EPILOGUE

“I CANT BELIEVE I FINALLY DID IT, Sophie said, her hands clenched into fists in the air. “I’m an inventor—a real inventor. I created a clock that notifies people at whatever time they select. I always hoped, but I began to doubt I would be a success.”

Sophie gently stroked the Notification Clock prototype on the worktable of her very own shop. Ethan came up behind her and put his arms around her. He gently moved her hair and kissed her neck. “I never doubted for even a moment that you were going to be a great inventor.”

She turned around in his arms to face him.

“It’s a very good thing you have your own shop,” Ethan said. “I fear if we shared an office, we would be terribly inefficient … at least at working.”

“Very well, then,” Sophie said, twisting out of his arms. “Mr. Miller, I would like to know when my product will be available on the market.”

“Typically, it will take close to a year to complete production.”

“That is acceptable.”

“As your principal investor and manufacturer, I’ve been thinking about the name of your invention,” he said.

“The Notification Clock.”

“I thought perhaps we could call it ‘the Alarm Clock.’”

“Why would anyone want to be alarmed?”

“All right, how about ‘the Timer’?”

Sophie paused to consider it. “‘The Timer’ is much too vague,” she said. “Any clock tells time.”

The prototype began to ding loudly on the desk and Ethan turned off the alarm.
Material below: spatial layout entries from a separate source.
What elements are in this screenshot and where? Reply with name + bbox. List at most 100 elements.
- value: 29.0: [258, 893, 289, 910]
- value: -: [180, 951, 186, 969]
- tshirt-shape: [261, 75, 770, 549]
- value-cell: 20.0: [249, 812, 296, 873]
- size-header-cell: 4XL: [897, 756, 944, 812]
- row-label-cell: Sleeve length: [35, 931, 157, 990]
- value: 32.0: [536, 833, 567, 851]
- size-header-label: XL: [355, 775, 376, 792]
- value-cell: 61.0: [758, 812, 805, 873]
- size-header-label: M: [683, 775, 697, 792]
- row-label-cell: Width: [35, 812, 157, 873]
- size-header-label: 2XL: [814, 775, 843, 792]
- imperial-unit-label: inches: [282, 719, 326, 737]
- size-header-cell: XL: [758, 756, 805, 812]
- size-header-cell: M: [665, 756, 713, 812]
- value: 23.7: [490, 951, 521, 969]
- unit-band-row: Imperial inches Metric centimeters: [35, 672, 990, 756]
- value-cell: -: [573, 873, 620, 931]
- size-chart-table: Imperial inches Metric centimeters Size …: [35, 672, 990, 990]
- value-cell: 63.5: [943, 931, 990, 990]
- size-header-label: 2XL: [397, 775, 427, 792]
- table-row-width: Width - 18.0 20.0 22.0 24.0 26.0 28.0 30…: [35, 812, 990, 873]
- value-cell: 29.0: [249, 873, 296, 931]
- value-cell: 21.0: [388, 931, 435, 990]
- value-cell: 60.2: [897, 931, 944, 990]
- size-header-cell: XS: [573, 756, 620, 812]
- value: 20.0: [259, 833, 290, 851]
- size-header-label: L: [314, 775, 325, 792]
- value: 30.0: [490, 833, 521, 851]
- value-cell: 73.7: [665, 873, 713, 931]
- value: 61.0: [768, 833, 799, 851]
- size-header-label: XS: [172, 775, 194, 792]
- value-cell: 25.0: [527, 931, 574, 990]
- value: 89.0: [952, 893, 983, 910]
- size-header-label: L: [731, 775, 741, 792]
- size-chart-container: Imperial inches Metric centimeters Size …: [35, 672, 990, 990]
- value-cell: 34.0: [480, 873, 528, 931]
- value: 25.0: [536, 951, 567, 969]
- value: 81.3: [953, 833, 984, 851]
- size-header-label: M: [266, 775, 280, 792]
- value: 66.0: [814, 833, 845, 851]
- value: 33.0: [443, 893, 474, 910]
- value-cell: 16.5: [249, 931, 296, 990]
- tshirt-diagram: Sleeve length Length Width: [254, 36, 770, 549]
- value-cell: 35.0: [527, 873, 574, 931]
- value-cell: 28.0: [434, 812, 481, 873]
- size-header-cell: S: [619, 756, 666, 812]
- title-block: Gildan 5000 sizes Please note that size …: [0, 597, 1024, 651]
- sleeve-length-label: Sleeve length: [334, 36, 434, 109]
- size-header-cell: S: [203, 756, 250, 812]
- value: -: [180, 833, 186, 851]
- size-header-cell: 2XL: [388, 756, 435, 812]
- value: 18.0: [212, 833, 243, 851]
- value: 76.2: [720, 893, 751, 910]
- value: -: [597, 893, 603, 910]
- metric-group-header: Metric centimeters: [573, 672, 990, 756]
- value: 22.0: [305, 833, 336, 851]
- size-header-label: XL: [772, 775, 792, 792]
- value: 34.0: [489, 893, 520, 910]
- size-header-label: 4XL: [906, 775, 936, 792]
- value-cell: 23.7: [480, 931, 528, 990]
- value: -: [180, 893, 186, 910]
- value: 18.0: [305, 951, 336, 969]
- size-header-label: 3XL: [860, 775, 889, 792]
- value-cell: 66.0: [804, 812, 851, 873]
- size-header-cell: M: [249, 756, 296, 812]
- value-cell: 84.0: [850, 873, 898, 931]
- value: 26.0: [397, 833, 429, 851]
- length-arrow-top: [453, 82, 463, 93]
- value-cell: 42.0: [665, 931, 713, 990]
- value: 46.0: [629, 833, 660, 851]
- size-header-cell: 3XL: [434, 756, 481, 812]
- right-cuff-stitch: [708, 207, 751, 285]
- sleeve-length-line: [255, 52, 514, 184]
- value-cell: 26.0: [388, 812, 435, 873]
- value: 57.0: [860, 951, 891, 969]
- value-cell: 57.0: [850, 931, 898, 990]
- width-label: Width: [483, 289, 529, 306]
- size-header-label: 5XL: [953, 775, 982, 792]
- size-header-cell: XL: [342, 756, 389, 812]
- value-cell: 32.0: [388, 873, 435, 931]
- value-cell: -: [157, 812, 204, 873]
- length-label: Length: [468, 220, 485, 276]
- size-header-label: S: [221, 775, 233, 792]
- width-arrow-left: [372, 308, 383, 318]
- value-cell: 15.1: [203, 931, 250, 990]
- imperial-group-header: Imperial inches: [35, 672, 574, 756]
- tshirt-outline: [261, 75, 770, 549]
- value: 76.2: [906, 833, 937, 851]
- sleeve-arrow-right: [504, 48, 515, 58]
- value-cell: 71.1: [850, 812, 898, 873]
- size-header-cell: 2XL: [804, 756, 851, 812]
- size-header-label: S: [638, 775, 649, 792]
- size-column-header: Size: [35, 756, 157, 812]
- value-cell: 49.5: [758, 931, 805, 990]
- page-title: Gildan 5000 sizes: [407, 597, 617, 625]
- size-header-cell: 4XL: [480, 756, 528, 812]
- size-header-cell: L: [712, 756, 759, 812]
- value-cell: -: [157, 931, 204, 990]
“What was that notification set for, Sophie?”

“To remind me to kiss you,” she said. She put her arms around his neck and kissed him very thoroughly.


Mariah held the sailboat rope tightly, humming her mother’s favorite song, “I’ve Been Roaming.” The wind was blowing so hard, she had to hold her bonnet down with her other hand. Charles finished letting down the sail and tied his end of the rope to the opposite side of the sloop. Mariah released her hold on her hat—she needed both hands to tie a stopper knot. Taking the loose end of the rope, she tied it around one hand, twice, then tucked the rope under the two loops and let it slip off her hand.

A gust of wind blew her bonnet off her head and out into the waves of the English Channel.

“I never liked that hat anyway,” Charles said, as he came to stand by her side.

Mariah laughed and reached her arm around his waist. He put his arm around her shoulders and dropped a kiss in her hair. They watched the view of the south fields of the Bentley estate become more and more distant as the wind caught the white sail and propelled them forward.

Tomorrow, she would come back and paint this scene.

“Where shall we go today?” Charles asked.

“On an adventure, of course.”

“Every day is an adventure with you, Mariah,” he said, and kissed her.